Les révélations du Général Aussaresses dans le livre de souvenirs qu’il vient de publier, et dont on s’abstiendra ici de citer le titre, pour se garder de lui faire une publicité imméritée, suscitent un émoi immédiat des deux côtés de la Méditerranée, tant en France qu’en Algérie.
Il n’y a pourtant là rien de surprenant, rien qui n’ait été déjà rapporté et expliqué par les témoins contemporains, par ceux du moins qui avaient le courage de témoigner, Henri Alleg, par exemple, Robert Barrat qui signait dans Témoignage Chrétien, Claude Bourdet, Jérôme Lindon, François Mauriac, Henri-Irénée Marrou, Jean Dresch, ou le Général de la Bollardière… Mais ce qui légitimement heurte et choque l’Algérie, c’est la bonne conscience tranquille de l’assassin, tortionnaire qui ne s’émeut toujours pas qu’une de ses victimes ait pu mourir des sévices infligés.

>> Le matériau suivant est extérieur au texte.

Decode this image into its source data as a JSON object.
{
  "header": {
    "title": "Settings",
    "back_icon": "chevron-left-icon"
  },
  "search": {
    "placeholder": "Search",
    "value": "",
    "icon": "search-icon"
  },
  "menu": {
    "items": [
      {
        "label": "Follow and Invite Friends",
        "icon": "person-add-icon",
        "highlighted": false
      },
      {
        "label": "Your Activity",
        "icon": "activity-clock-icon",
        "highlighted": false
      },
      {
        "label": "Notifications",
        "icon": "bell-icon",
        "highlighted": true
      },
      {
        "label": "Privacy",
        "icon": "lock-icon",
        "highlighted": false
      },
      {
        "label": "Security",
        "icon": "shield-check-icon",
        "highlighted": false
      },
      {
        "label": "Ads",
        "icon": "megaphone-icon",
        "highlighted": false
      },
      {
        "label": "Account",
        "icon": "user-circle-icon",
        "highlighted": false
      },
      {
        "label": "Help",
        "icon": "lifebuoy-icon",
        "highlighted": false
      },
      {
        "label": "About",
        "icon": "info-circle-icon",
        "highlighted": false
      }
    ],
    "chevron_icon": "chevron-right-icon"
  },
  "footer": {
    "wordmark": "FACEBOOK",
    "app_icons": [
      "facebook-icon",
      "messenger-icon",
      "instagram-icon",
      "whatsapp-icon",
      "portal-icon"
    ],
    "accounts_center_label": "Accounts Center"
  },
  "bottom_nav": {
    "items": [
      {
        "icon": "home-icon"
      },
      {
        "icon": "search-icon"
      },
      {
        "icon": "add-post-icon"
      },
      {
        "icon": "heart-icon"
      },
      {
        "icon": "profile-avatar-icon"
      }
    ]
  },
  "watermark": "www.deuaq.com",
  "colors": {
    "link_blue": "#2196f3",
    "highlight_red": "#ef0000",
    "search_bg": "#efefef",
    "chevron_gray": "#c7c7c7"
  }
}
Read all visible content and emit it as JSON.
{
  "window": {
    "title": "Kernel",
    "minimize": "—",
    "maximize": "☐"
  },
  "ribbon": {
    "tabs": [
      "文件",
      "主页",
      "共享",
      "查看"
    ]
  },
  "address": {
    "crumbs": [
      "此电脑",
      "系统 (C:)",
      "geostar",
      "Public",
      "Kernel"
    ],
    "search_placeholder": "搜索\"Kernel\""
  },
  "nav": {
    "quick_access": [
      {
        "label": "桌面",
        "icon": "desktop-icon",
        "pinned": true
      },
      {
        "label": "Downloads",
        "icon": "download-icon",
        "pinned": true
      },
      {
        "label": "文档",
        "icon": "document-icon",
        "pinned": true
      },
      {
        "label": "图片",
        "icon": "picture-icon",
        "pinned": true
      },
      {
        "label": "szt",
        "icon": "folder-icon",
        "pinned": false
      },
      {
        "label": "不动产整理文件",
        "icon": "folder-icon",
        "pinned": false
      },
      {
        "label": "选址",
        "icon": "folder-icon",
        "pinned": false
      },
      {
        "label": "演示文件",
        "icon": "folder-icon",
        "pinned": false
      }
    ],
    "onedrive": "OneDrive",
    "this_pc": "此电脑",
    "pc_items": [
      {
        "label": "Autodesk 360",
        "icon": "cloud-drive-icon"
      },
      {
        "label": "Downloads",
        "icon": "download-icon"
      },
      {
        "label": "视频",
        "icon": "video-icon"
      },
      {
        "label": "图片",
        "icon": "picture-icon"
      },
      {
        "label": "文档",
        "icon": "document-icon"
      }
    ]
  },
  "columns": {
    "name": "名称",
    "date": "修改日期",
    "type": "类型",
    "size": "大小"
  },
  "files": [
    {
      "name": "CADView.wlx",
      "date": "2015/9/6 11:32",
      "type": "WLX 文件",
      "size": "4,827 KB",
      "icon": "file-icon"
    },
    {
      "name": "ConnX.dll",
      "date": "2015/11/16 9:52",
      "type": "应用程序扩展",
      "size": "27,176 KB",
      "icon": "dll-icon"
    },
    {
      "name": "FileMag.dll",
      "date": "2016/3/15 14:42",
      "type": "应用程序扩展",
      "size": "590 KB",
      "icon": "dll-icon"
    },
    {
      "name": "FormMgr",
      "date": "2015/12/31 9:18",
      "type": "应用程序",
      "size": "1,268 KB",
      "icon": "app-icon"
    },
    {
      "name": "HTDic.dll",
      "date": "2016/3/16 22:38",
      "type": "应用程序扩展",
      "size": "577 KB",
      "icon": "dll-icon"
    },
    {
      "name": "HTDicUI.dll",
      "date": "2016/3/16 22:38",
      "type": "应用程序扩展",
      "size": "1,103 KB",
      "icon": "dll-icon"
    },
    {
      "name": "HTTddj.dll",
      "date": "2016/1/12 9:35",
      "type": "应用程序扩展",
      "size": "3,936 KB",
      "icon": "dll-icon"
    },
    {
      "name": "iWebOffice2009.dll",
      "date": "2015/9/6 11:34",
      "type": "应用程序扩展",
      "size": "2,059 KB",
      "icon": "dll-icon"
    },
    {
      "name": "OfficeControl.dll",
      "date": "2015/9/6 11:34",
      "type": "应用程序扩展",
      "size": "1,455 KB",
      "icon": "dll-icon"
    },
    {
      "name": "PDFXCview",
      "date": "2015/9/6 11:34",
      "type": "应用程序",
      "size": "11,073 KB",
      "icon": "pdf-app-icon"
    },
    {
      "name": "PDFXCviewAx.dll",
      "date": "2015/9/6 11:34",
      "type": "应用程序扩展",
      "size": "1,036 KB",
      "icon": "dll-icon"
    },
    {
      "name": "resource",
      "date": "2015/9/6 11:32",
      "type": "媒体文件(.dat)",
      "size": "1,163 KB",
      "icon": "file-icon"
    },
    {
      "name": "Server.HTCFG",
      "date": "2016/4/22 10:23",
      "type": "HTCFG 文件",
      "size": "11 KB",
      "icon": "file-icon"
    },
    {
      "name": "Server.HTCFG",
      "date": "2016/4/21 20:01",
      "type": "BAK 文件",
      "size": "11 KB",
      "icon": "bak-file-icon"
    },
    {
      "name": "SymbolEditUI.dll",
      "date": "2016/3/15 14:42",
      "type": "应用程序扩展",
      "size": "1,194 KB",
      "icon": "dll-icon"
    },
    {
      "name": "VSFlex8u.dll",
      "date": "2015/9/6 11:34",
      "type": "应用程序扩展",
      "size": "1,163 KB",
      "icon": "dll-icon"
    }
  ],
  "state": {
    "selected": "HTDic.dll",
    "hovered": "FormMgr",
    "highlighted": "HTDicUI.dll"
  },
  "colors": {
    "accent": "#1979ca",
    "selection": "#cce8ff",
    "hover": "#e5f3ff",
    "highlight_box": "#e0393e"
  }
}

Encore plus quand les victimes ont pour nom Larbi Ben M’Hidi ou Ali Boumendjel. Ou Maurice Audin.
Le plus surprenant tient sans doute à la réaction des milieux militaires français, qui s’inquiètent d’abord, par exemple par la bouche du général de réserve Paul Arnaud de Foïard, de l’image de l’armée : « Les sentiments d’antimilitarisme ne peuvent qu’en être exacerbés… » D’où la réprobation unanime de ses pairs, qui ne supportent pas qu’il parle. On parle aujourd’hui d’une sanction disciplinaire probable… Parce qu’il a parlé.
Les victimes, pourtant, ne réclament pas son silence. Car c’est en parlant qu’il rend soudain criante l’hypocrisie d’une classe politique française, qui, dans ce domaine comme dans d’autres, commence par masquer les réalités, faire l’autruche, nier en bloc, et avancer de grands principes pour camoufler sa lâcheté. Aussaresses conspué ne doit pas être un cache-sexe. Mais un révélateur, l’occasion d’une prise de conscience, d’une révolte. Pour que les mêmes comportements ne se reproduisent pas toujours.
Au moment où le Pape Jean-Paul II demande pardon aux Orthodoxes pour les crimes des catholiques à leur égard, et se recueille dans une mosquée de Damas pour faire sentir au monde entier que la religion est d’abord accueil de l’autre et que les héritages monothéistes doivent converger au lieu de s’opposer… Au moment où les Sénateurs français reconnaissent que l’esclavage fut un crime contre l’humanité… C’est peut-être le moment pour le gouvernement français de s’interroger sur l’attitude qui fut celle de ce pays en Algérie, et de reconnaître officiellement les crimes commis. Loin de faire preuve de faiblesse, on se grandit parfois beaucoup en reconnaissant officiellement les erreurs passées.